Lee "Scratch" Perry, a pioneer of reggae and dub, gets profiled in "The Upsetter." Credit: Provided
Black History Month is not only a celebration of African American achievements and events, but those of the entire African diaspora. Of course, one could use any excuse to celebrate great people, especially if one of those people is Lee “Scratch” Perry, one of the pioneers of reggae and dub. Even given the frequent Beastie Boys shout-outs, he’s not as much a name as Bob Marley, whose sound he helped forge. Indeed, it was only six years ago that he got his own hagiographic, fawning Great Man Documentary, “The Upsetter: The Life and Music of Lee ‘Scratch’ Perry," which you can stream right here:
Perry first got turned onto sound as an art form and obsession while listening to rocks being thrown at construction sites while growing up in rural Jamaica. He became one of the most prolific of the nation’s music makers, working not only with Marley but with outsiders like The Clash and Linda McCartney. But his collaborators are the ones who ended up starstruck; to those in the know, the real standout is Perry.

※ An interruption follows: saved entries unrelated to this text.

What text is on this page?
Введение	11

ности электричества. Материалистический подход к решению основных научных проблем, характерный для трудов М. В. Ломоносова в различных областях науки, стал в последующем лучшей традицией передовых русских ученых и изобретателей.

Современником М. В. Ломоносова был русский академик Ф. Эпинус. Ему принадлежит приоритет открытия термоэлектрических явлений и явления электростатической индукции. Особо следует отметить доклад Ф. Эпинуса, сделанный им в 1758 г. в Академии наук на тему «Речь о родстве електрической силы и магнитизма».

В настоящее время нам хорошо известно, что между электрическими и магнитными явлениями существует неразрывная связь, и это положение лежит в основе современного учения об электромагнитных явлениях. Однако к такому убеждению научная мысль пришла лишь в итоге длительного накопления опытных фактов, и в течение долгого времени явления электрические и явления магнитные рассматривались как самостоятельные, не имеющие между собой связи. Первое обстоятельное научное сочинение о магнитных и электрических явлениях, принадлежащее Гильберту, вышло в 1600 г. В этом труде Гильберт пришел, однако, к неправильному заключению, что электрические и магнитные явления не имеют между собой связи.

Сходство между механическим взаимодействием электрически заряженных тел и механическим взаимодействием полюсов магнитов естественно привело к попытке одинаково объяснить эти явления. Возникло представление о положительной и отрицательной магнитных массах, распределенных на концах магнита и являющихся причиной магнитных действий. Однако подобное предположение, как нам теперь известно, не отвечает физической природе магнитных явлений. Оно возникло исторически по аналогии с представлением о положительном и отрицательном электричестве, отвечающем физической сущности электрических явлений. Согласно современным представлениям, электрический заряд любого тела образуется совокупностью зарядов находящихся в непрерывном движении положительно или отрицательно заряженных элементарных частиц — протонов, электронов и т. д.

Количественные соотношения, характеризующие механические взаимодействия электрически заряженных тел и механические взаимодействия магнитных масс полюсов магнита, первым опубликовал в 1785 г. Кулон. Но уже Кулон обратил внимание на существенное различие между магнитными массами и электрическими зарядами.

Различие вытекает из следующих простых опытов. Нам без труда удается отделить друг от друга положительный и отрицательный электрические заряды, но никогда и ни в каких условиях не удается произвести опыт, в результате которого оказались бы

All this acclaim, of course, has given Perry a big head — a big, beautifully dyed head, even in his old age. “The Upsetter” hangs with him in his 70s, as he’s ear-deep in a semi-comeback following the requisite music titan flame-out. Filmmakers Ethan Higbee and Adam Bhala Lough obviously can’t believe they’re hanging out with this icon, and as with anyone of his stature that’s a dangerous thing. Much of the running time finds Perry drunk on his own legend, rattling off tall tale claims and propping himself up to absurd heights. But he’s earned the right to be as crazy as he likes. As he talks endless crap and occasionally makes chill beats, you too won’t mind being had.